It took a year for Bryant Lazaro to realize he could never be a professional footballer.
The South Florida native had moved to Argentina at 17, joined the Estudiantes de la Plata reserve side, all with the central dream of making it pro in the sport he grew up on. This, he figured, was it. He had the quality. He spoke the language. A break or two, and a long career was around the corner.
But after 12 months, the dream crumbled. Not because he wasn’t good enough, or that he didn’t care. Rather, his mindset was radically different from the Argentine natives he was training with six days per week. Lazaro had a life in the United States, a support structure around him, friends and family to go back to. His teammates had no such plan.
“I just naturally realized that I didn't have the drive necessary. The players there play to feed their families, and I had come from a different background. No drama, but I just realized it wasn’t for me,” he told GOAL.

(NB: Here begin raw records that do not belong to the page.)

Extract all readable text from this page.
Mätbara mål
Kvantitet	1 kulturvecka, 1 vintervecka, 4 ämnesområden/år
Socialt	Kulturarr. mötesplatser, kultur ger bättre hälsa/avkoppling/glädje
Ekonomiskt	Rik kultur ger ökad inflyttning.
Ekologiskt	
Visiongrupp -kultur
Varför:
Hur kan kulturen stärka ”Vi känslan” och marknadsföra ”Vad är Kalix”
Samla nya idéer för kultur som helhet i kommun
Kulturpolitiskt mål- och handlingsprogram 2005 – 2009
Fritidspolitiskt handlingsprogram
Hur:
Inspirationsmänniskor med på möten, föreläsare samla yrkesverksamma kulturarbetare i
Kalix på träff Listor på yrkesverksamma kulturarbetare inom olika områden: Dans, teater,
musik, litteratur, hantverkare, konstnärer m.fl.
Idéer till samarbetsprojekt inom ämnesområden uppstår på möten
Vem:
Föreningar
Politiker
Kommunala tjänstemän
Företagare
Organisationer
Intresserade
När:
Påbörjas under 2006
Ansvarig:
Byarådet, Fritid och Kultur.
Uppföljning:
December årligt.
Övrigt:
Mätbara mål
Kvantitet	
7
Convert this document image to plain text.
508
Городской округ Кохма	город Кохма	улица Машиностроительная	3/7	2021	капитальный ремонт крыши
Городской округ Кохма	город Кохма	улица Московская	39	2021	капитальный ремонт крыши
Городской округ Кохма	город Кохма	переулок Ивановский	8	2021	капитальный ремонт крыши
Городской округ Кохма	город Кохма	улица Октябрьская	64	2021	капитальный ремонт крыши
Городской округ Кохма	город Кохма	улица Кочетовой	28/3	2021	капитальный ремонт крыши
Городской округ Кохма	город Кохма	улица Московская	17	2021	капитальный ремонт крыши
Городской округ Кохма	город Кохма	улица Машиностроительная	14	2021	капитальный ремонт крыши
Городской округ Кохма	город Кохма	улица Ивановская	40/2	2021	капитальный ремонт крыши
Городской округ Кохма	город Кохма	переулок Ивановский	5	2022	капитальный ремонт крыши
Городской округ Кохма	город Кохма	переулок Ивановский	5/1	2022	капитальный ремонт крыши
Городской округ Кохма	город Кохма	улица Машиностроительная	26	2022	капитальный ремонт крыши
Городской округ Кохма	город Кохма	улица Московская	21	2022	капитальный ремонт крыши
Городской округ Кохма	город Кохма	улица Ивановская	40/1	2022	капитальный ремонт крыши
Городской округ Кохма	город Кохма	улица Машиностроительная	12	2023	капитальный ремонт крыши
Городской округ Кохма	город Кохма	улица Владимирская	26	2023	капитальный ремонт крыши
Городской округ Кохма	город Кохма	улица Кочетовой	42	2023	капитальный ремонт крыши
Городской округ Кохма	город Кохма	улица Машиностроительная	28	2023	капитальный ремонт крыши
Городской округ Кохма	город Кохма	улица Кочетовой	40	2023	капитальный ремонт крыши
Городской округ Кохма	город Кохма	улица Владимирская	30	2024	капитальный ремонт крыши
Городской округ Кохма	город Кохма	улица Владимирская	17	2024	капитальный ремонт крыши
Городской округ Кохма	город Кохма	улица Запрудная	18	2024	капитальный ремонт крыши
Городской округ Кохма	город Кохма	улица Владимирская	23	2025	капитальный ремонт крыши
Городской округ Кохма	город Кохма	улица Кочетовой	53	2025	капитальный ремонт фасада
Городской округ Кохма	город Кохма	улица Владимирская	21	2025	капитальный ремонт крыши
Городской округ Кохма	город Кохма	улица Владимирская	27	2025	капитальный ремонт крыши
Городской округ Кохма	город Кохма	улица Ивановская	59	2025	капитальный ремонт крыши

Lazaro packed his bags, took what little money he had, and jetted off to Spain. His playing dream was dead. But coaching? That was very much alive. And now, 20 years on, Lazaro is on the precipice of making it big, a highly-rated 37-year-old assistant coach for a surging Portuguese team, ready to take his own side, and proving that careers can be made by hitting the books - not just kicking a ball on a field.
“It's not straightforward for a lot of people. It's not easy, understandably. I was fortunate to find coaching at 19,” Lazaro said. “And I never looked back.”